System Alerts
System Alerts monitor the health of WISdom's data collection infrastructure. Unlike regular monitoring alerts that track SQL Server performance and availability, System Alerts detect issues with the data collection process itself.
System Alert Types
No Recent Collections
Monitors whether data collectors are successfully collecting data from monitored instances.
Default Threshold: 5 minutes without data collection
Scope: Per data collector
Severity: Critical
Trigger Condition: When a data collector fails to complete any data collection for the specified duration
Common Causes:
- Data collector service stopped or crashed
- Network connectivity issues are preventing access to the Azure API
- Data collector VM shutdown or resource constraints
Recommendations:
- Verify the data collector service is running
- Check network connectivity from the data collector to the Azure API
- Review data collector logs for error messages
- Confirm sufficient resources (CPU, memory, disk) on data collector VM
Collection Errors
Monitors connection and collection failures for individual target instances.
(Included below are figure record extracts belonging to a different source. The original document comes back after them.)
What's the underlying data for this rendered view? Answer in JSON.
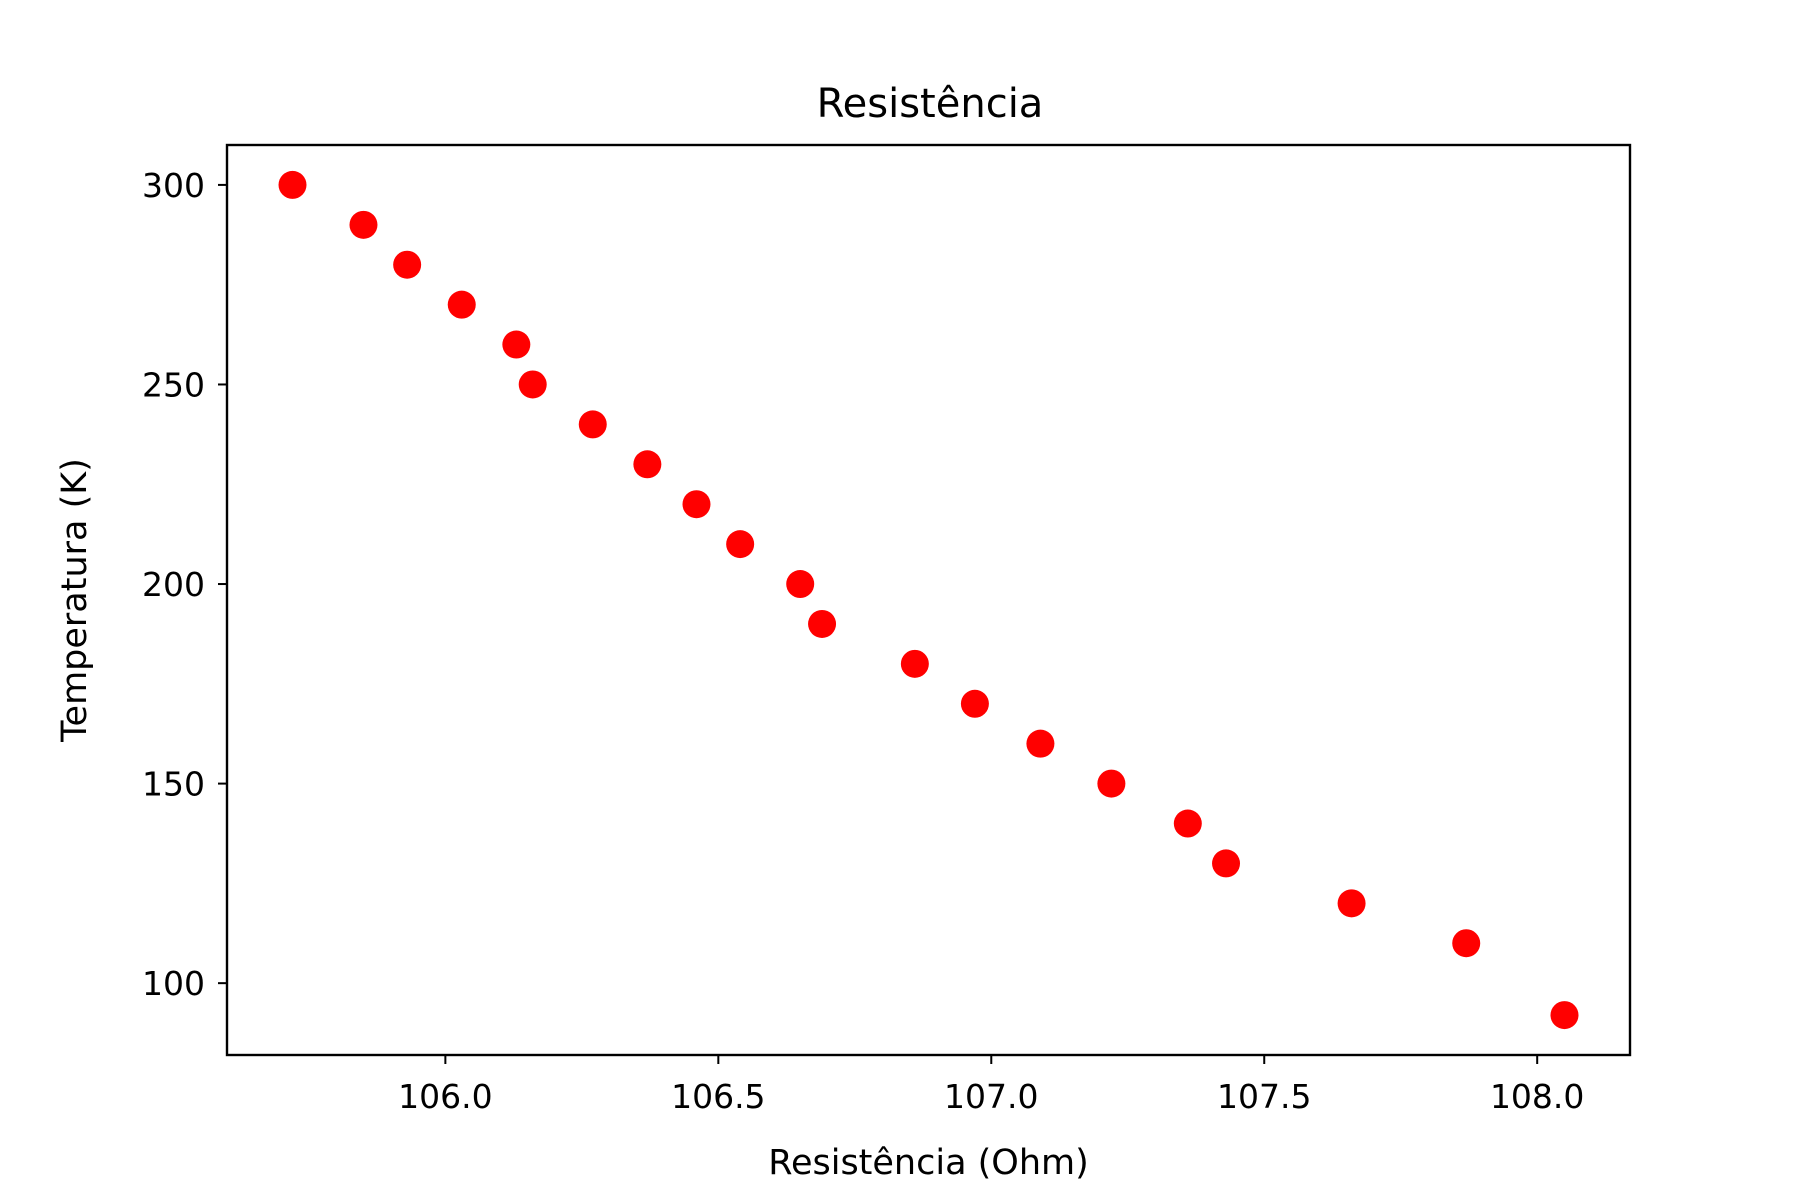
{
  "chart_data": {
    "type": "scatter",
    "title": "Resistência",
    "xlabel": "Resistência (Ohm)",
    "ylabel": "Temperatura (K)",
    "xlim": [
      105.6,
      108.17
    ],
    "ylim": [
      82,
      310
    ],
    "xticks": [
      106.0,
      106.5,
      107.0,
      107.5,
      108.0
    ],
    "xtick_labels": [
      "106.0",
      "106.5",
      "107.0",
      "107.5",
      "108.0"
    ],
    "yticks": [
      100,
      150,
      200,
      250,
      300
    ],
    "ytick_labels": [
      "100",
      "150",
      "200",
      "250",
      "300"
    ],
    "grid": false,
    "marker_color": "#ff0000",
    "points": [
      {
        "x": 105.72,
        "y": 300
      },
      {
        "x": 105.85,
        "y": 290
      },
      {
        "x": 105.93,
        "y": 280
      },
      {
        "x": 106.03,
        "y": 270
      },
      {
        "x": 106.13,
        "y": 260
      },
      {
        "x": 106.16,
        "y": 250
      },
      {
        "x": 106.27,
        "y": 240
      },
      {
        "x": 106.37,
        "y": 230
      },
      {
        "x": 106.46,
        "y": 220
      },
      {
        "x": 106.54,
        "y": 210
      },
      {
        "x": 106.65,
        "y": 200
      },
      {
        "x": 106.69,
        "y": 190
      },
      {
        "x": 106.86,
        "y": 180
      },
      {
        "x": 106.97,
        "y": 170
      },
      {
        "x": 107.09,
        "y": 160
      },
      {
        "x": 107.22,
        "y": 150
      },
      {
        "x": 107.36,
        "y": 140
      },
      {
        "x": 107.43,
        "y": 130
      },
      {
        "x": 107.66,
        "y": 120
      },
      {
        "x": 107.87,
        "y": 110
      },
      {
        "x": 108.05,
        "y": 92
      }
    ]
  }
}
Default Threshold: 5 minutes of continuous collection failures
Scope: Per target instance
Severity: Critical
Trigger Condition: When collection attempts to a specific target fail continuously for the specified duration
Common Causes:
- Target instance unavailable or offline
- Authentication failures for a specific target
- Firewall blocking connections to the target
- Network latency is causing timeout failures
- Target instance is under heavy load, preventing connections
Recommendations:
- Verify the target instance is online and accessible
- Test network connectivity from the data collector to the target
- Confirm collection account permissions on the target
- Review firewall rules between the data collector and target
- Check target instance performance and resource availability
Low Space on Data Collector Management Drive
Monitors available disk space on data collector VMs to prevent collection failures due to insufficient storage.
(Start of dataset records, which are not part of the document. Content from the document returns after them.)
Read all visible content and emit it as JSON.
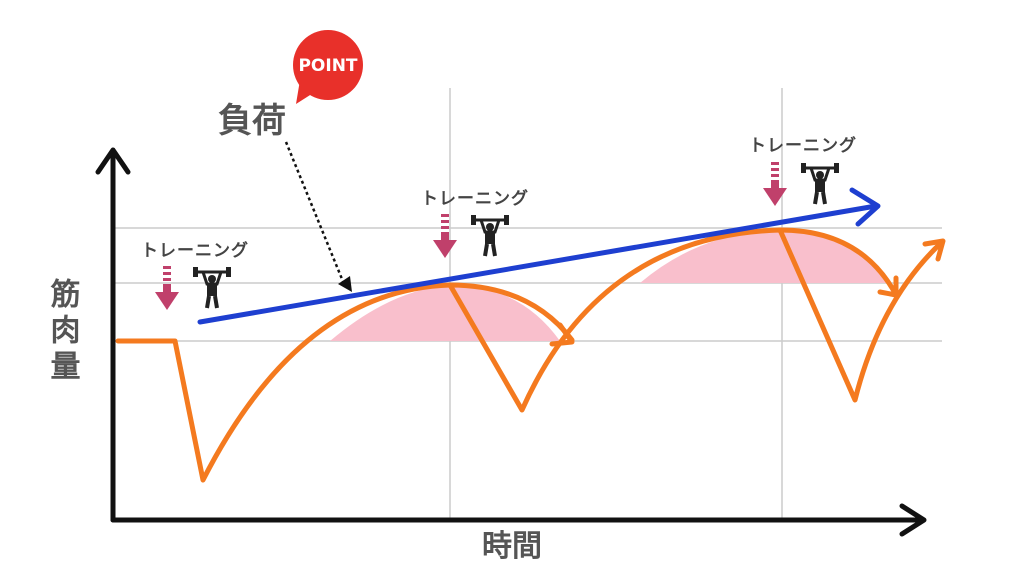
{
  "badge": "POINT",
  "load_label": "負荷",
  "training_labels": [
    "トレーニング",
    "トレーニング",
    "トレーニング"
  ],
  "y_axis_label": "筋肉量",
  "x_axis_label": "時間"
}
Default Threshold: 5GB remaining disk space
Scope: Per data collector
Severity: Critical
Trigger Condition: When available disk space on the data collector management drive falls to or below the specified threshold
Common Causes:
- Collection Files are not being successfully uploaded to the Azure API
- The Collection Service account does not have permissions to remove the files
- Temporary collection data is not being cleaned up
- Insufficient initial disk allocation
Recommendations:
- Free disk space by removing old logs or temporary files
- Increase disk size allocated to data collector VM
- Review service account permissions
- Check for failed uploads or stuck collection processes